Pero  desde esas primeras visitas profesionales a la tierra de su progenitor, que él tan bien conocía, además de subir por San Cristóbal para mirar desde lejos la atalaya musulmana, Leopoldo acostumbraba a detenerse en la Plaza de la Catedral, a contemplar la altura de siglos de la piedra aprovechando la luz de las mañanas para trazar dibujos y plasmar fotografías de sus aledaños: de la calle del Cubo, donde cayó muerto a aquel José Burgos Coronel, abuelo de la escritora Colombine, por un turbio asunto de contrabando; del Sol de Villalán, aquel obispo impulsor del templo, a quien el arzobispo Avalos acusaba de llevar una vida disoluta en la alejada Almería y de vender esclavos moriscos para pagar las obras de cantería; de las casas burguesas que había frente a la Puerta de los Perdones. Una de ellas, con pórtico de columnas, donde hoy está la Librería Pastoral, fue sede del Santo Oficio en Almería, hasta que quedó abolido el Tribunal de la Inquisición en España en 1834. Había un pasadizo subterráneo entre esa casa de la calle Velázquez y la propia Catedral, como quedó patente cuando un camión hundió su rueda en las obras que se hicieron en la calle en los años 60. En esa misma vivienda señorial recreada por Balbás, vivió después el intrépido Eusebio Buendía Córdoba, un empresario minero con criaderos de oro en Rodalquilar y accionista de Talleres de Oliveros por herencia de Antonio Oliveros Ruiz y de Matilde Córdoba Rueda. Por dos veces quedó viudo, de Tomasa Fernández Idáñez, en 1908, y de Maravillas Domene Cano, en 1924, y terminó emigrando con sus hijos a Barcelona.

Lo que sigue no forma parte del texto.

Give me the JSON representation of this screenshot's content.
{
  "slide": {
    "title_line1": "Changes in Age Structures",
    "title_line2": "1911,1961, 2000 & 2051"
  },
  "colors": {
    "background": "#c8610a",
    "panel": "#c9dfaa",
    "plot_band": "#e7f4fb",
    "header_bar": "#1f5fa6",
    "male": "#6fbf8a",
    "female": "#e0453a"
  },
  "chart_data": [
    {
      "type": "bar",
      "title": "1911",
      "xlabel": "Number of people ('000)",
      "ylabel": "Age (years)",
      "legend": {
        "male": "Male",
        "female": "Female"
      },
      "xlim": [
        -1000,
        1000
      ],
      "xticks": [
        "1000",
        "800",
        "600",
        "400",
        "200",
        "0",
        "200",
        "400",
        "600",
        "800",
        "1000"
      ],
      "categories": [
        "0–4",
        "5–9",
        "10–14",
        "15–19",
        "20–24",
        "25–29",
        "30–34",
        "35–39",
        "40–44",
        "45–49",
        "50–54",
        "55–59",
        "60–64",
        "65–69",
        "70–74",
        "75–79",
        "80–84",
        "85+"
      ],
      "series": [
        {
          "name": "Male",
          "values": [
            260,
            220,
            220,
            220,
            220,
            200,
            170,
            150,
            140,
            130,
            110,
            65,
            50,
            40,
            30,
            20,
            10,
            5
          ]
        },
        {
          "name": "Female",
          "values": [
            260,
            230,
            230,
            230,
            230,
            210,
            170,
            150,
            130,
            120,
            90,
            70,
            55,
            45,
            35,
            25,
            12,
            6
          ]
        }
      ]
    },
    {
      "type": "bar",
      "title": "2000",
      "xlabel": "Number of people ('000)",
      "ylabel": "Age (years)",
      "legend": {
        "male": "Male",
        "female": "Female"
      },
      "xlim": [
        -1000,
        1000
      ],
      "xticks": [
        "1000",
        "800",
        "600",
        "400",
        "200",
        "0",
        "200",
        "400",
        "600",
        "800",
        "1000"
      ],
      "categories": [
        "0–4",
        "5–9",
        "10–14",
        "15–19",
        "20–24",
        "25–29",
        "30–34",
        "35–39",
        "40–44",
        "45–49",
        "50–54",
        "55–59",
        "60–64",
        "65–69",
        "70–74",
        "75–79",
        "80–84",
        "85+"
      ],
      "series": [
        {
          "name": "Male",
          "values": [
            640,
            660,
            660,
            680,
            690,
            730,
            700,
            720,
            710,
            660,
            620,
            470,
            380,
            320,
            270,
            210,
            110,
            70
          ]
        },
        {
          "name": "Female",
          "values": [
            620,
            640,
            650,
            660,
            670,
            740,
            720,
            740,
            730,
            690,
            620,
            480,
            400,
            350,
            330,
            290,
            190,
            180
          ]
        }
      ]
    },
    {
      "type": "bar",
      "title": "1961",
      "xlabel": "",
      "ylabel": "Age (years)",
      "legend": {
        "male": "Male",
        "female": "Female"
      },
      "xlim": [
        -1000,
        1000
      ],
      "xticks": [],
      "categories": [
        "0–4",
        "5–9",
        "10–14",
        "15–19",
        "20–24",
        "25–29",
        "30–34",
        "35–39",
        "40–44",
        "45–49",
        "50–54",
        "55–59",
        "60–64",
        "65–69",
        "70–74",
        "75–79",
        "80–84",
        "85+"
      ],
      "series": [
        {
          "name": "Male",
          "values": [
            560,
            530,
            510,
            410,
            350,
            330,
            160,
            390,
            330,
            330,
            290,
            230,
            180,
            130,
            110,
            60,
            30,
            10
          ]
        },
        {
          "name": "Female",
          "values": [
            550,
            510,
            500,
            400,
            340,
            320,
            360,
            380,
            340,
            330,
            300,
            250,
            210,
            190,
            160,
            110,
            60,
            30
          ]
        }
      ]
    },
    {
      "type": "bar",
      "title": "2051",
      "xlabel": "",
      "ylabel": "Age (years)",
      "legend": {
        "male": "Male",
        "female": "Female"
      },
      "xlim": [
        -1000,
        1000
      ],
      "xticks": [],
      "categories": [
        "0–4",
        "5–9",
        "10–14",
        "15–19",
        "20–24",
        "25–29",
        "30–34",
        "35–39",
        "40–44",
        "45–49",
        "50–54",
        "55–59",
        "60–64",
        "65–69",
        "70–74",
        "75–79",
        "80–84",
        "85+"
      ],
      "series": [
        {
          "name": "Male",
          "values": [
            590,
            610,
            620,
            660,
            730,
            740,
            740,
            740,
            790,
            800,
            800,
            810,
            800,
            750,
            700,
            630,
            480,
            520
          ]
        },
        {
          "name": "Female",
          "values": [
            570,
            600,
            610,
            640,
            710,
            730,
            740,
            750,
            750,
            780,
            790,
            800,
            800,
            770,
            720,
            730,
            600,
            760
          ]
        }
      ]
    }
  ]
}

Al lado estaba la casa de doña Lola, haciendo esquina con  General Castaños, junto al edificio de Los Pulpitillos y la torre mudéjar de la Iglesia de las Puras, a la que las monjitas siempre han llamado El Miramar.






En la Plaza Granero se detenía también Balbás, se sentaba en un bordillo y fotografiaba y tomaba notas del antiguo pósito de grano, hoy de la familia Amérigo, y de la esplendorosa casa de Carmen Ruz, al lado de donde nació aquel niño que emigró a La Argentina, Manuel García Ferre, que adquirió fama mundial dibujando historias para niños. También dejó constancia  Balbás de las viviendas desparecidas en la Casa de los Puche. Pero donde más paz hallaba -según sus propias palabras sacadas de su diario  depositado en el Patronato de la Alhambra junto a sus fotos- fue cuando descansaba en una de las esquinas de esa espaciosa Plaza, donde hoy flota la cabeza de bronce de Ventaja, que era y es como el kilómetro cero de la cristiandad almeriense. 



Allí se dejaba subyugar el arquitecto por la altura de la portada de Juan de Orea, intuyendo el silencio del claustro interior, viendo las estriadas columnas corintias junto a la que se sentaban a matar el tiempo muchachos con gorra y pantalón corto. Allí estaba también la arboleda desaparecida, la fuente de mármol y las jardineras, frente a la Casa del Obispo como fielato. Era esa la Plaza que veía entonces Balbás, la misma en la que jugarían interminables partidos de fútbol con el bocadillo en la mano los alumnos del Diocesano, la misma que atravesaban y atraviesan con recogimiento tantas mujeres camino de Misa de  12, y la que una vez se llenó de arena y de tanques para rodar una película de Guerra, la misma que sobrevuelan palomas que siempre encuentran a algún anciano que les echa unas migas de pan y que se espantan cada hora cuando tañen las campanas, la misma donde siguen pegando balonazos los niños contra las cabezas de leones de la pared, sobre los restos de orines de la última madrugada y la misma que se llena de selfies en Navidad cuando el Ayuntamiento sorprende con alguna bola gigante o algún túnel luminoso.